Hamas, designated a terrorist group by the United States and several other countries, has seen its control of territory in Gaza diminish over the past 12 months, leaving a political and logistical void that international aid groups have found difficult to fill.
Ceasefire talks between Hamas and Israel, mediated by the United States, Qatar and Egypt, are on hold, so for civilians in Gaza, the forced displacement that began last October, still has no end in sight.
In the Deir al-Balah area of ​​central Gaza, 58-year-old Abu Nidal Musleh lives in a makeshift tent, wearing inappropriate shoes.
The father of seven comes from the same area of ​​northern Gaza where civilians were once again ordered to evacuate there, and he has been displaced four times in the last year.
When Hamas-led fighters attacked communities in southern Israel a year ago, they killed more than 1,200 and took about 250 hostages, according to Israeli officials. Musleh became a teacher when he left school.
He told NPR on Monday that he felt empathy for the Israeli hostages being held by Hamas — but he blamed Israeli prime minister Benjamin Netanyahu for the plight of both sides, and he insisted that peace can only be achieved if Israelis oust the prime minister.
“Rise against Netanyahu,” he said. “Face it – so we can have a normal relationship.”
Meanwhile, in the West Bank, violence has worsened in the past year between Palestinian militants belonging to Hamas and other armed groups, and Israeli settlers and the Israeli military, which monitors the occupied territories with a wide network of checkpoints and military outposts.
Over the past few months, some of the heaviest Israeli airstrikes in decades have rocked Palestinian communities in the West Bank, killing dozens, along with large-scale attacks on cities including Jenin.

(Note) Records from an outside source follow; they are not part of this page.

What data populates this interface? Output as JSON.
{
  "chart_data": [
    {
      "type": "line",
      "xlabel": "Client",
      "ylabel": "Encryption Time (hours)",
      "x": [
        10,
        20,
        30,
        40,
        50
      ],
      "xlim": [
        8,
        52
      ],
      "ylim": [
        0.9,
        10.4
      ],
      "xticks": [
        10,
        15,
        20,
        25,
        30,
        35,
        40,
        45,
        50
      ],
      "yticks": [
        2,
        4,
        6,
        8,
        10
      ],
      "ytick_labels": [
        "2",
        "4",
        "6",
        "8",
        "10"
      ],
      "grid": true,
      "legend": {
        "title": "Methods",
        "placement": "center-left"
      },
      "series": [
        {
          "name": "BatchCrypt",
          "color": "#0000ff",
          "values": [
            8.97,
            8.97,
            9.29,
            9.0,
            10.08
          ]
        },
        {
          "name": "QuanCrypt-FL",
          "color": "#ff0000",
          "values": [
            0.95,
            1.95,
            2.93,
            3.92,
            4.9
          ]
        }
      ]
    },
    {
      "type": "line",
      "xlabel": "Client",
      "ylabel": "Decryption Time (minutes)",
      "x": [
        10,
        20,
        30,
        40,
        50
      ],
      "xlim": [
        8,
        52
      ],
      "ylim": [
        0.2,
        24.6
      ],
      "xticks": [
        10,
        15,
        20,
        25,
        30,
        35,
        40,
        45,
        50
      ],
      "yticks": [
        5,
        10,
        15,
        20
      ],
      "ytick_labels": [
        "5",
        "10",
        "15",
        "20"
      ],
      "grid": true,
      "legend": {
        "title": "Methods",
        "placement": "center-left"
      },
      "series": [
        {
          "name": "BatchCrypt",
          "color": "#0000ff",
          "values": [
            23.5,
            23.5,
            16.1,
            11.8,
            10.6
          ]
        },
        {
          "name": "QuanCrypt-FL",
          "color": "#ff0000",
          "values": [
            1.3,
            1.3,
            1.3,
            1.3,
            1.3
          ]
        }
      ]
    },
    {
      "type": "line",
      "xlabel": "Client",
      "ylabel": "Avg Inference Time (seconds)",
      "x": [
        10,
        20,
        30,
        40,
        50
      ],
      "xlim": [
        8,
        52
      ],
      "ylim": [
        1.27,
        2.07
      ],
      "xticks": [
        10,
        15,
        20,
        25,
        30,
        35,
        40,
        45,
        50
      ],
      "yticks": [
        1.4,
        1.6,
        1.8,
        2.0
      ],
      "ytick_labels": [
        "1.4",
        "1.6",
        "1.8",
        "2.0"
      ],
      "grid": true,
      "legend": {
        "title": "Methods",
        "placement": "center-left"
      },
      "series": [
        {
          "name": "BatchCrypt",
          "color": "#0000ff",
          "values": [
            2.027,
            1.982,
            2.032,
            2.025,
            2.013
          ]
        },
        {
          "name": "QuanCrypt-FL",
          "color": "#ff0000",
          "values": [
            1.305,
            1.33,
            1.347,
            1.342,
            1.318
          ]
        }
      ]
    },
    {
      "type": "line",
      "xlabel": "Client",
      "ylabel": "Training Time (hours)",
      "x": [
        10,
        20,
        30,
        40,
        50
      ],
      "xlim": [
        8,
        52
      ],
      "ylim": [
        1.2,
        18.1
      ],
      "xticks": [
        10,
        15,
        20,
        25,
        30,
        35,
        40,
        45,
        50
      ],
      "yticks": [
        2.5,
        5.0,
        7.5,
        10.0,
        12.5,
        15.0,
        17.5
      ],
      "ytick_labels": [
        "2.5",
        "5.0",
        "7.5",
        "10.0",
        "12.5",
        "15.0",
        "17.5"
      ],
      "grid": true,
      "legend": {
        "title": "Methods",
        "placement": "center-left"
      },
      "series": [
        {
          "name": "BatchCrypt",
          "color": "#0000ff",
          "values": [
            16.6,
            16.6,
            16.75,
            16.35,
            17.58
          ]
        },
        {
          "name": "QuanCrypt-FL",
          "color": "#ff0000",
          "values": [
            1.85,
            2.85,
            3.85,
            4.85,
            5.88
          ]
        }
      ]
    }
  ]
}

In Ramallah, the largest city in the Israeli-occupied West Bank, dozens of Palestinians gathered in the main square Monday, waving Palestinian flags and carrying anti-occupation signs.
Basma Abu Sway said she had come to mark one year since the war in Gaza began, and called last October 7 one of the most important days in Palestinian history.
He said that the expectation of sacrifices made by the Palestinians in Gaza and the West Bank was in vain.
“All this blood, all this death brought peace to Palestine,” he said. “We deserve as Palestinians to live in full freedom.”
Settler violence and Israeli military attacks on West Bank towns and villages have killed more than 730 Palestinians since the start of the war, according to combined data from the UN and Palestinian health authorities.
On Monday, a Palestinian advocacy group, the Palestinian Prisoners’ Club, announced that Israeli military forces had detained 45 people from Sunday night to Monday morning in the West Bank.
Rima Nazzal was also in Ramallah’s Manara Square on Friday, and said she felt worried and afraid – worried that the Israeli occupation of Palestine will grow stronger as a result of a military action after October 7 last year.
“The world says Israel has the right to defend itself,” she said. “Like saying Israel has the right to defend its occupation.”